First delivery of the Embraer jets, which he says represented the biggest single order for aircraft in Nigeria’s history, worth more than $800 million, will take place in September 2008. “We are also working on a long-haul solution,” Clifford adds. “The wet-leased 767s are not working for us; they are too old and have proven unreliable. We acquired them as a stop-gap measure, as no other suitable product was then available, but we are now urgently seeking a replacement and the Airbus A330-200 has come out as the right type for us. We initially need two aircraft, building up to six over the next five years.”
Getting to its pre-eminent position in Nigeria in such a short time has been a costly process. “Africa is an expensive place to do business,” he notes. “And we had to set up our infrastructure from scratch. The result is that we will not be profitable for another two years.
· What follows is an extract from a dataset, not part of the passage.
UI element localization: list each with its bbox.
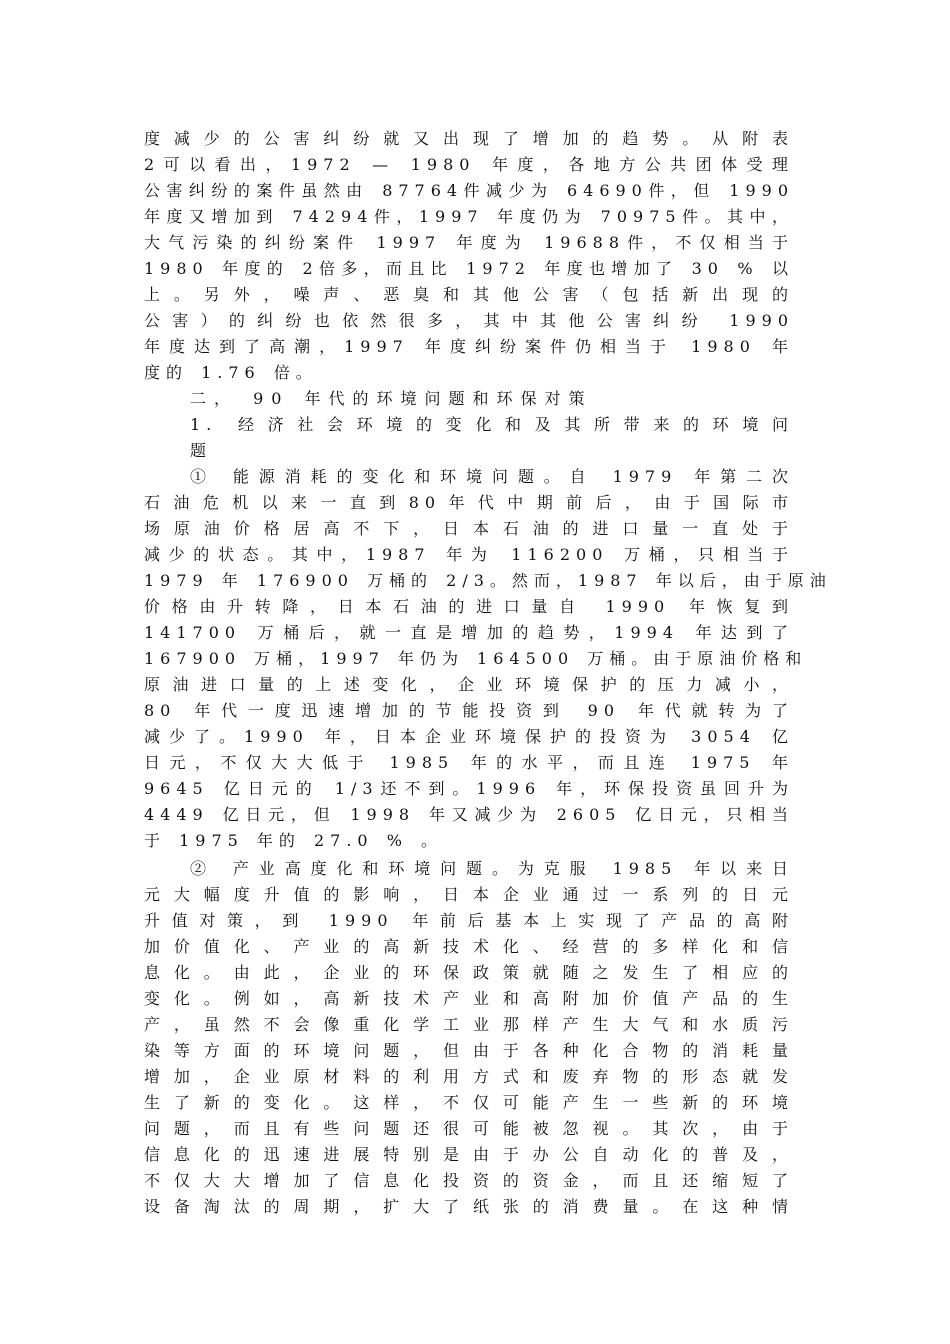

We had always intended to float and still would like to increase the shareholder base and, through an IPO, the capital of the airline.”
The increasing competition within Nigeria from Aero Contractors, Arik Air, Chanchangi Airlines and Bellview Airlines is of less concern than the poaching of pilots by carriers in the Middle East and Asia, which is a problem that affects all African airlines, including Virgin Nigeria. “We put up our salaries for pilots by 30% in 2007 to try and keep hold of them,” Clifford reveals. “As a relatively small operator we cannot afford to lose more. At peak periods we need to hire in outside contractors from Europe and North America, which adds to our cost. There is not much one can do about this, we just have to train more pilots.”
Apart from this particular thorn in its side, the future looks bright for Virgin Nigeria. With only 6 million domestic passengers annually in a country with a population of 140 million, there is much potential for growth. “We are sitting on a large market, which can only become bigger. Nigeria is the world’s sixth-largest oil producer and eventually the money will filter down. Flying will become more affordable for many more people.”
Until his appointment by Virgin Nigeria, Clifford was director Asia-Pacific and Africa for Menzies Aviation. Prior to this he spent seven years at Virgin Atlantic, finally as commercial director. He has also worked with Cathay Pacific in various capacities.